Here are the luxury all-season accommodations that the family built by hand for their chickens. The father is a carpenter so designing and building the structure proved to be a fun sideline project.
The chickens hang out in the coop where they can be secured inside at night. The front door and window open so the owners can clean the interior and access the chickens easily. To keep the chickens warm and hydrated in the coldest months, they installed a flat ceramic heater and a heated water bowl.
The biggest room includes a ramp so the chickens can head up to the top to roost whenever they feel like it.
On the far right, the family built a small addition where the chickens can lay their eggs in privacy. The day I visited, one of the hens was snuggled up in there keeping her eggs warm. I was told she gets upset when the eggs are taken away even though the eggs are not fertilized.
My daughter Nadja went home with a warm fresh egg the day we visited. I’m sure it will be delicious and I’m told is likely to have a yolk larger than the typical store-bought egg.
The chickens can go out of the coop through a small passageway on the left side into an enclosure that keeps them safe from predators. The family acquired a dog pen from Craigslist after a hawk made off with one of their chickens. Now, the hawks, sometimes two at one time, perch on the fence and even on the roof of the pen.

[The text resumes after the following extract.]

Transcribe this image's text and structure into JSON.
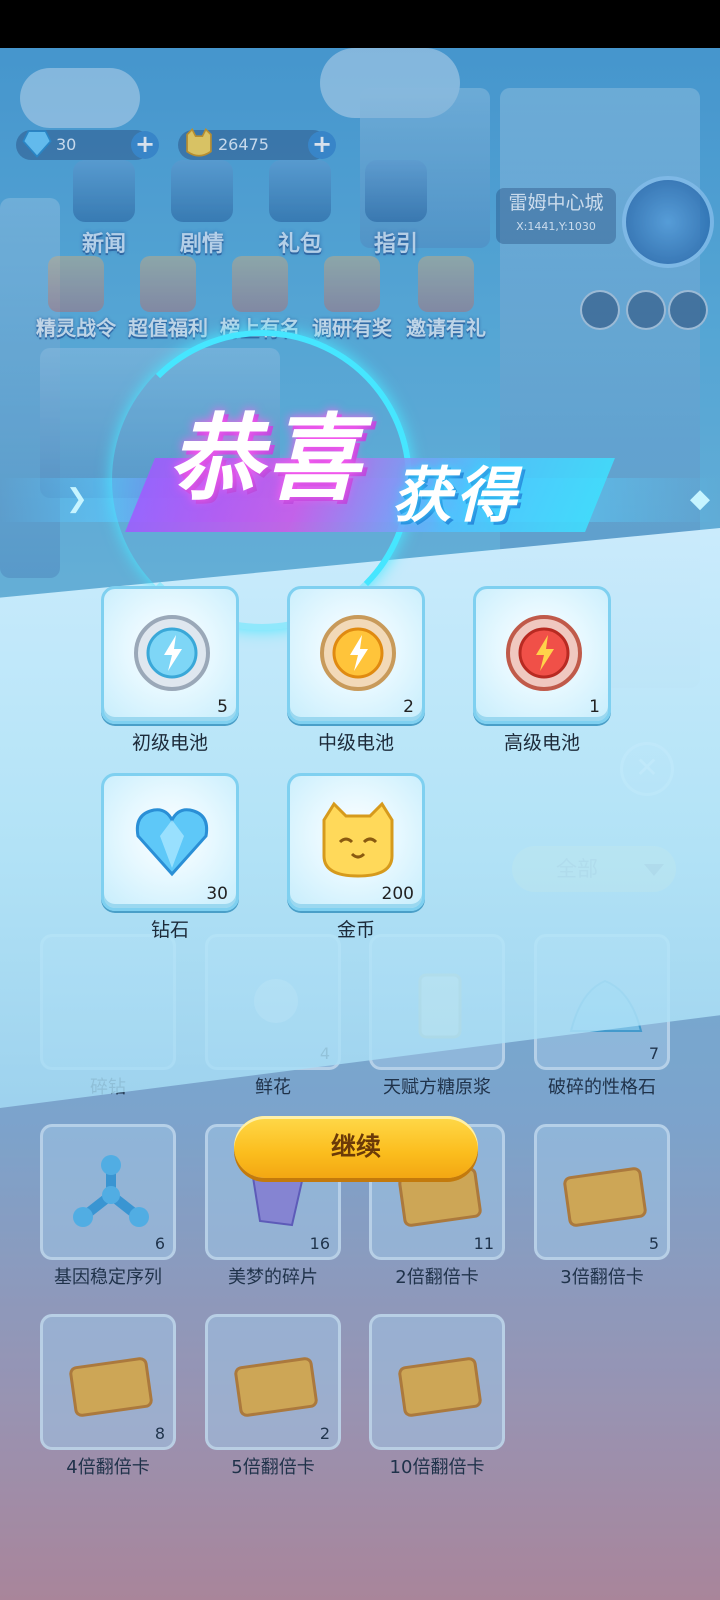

That’s why the family recently adopted a border collie. During the daytime, they do let the chickens roam freely in the yard. The flock often wanders out to the back alley to peck at the compost pile. They’re hoping the dog herds them back in from time to time and scares off the hawks.
Of course, they’re still training her to think of the chickens as her charges and not a possible snack.
The dog pen also keeps the birds and squirrels from helping themselves to the chicken feed.
From time to time, the chickens get a special treat of crickets and meal worms.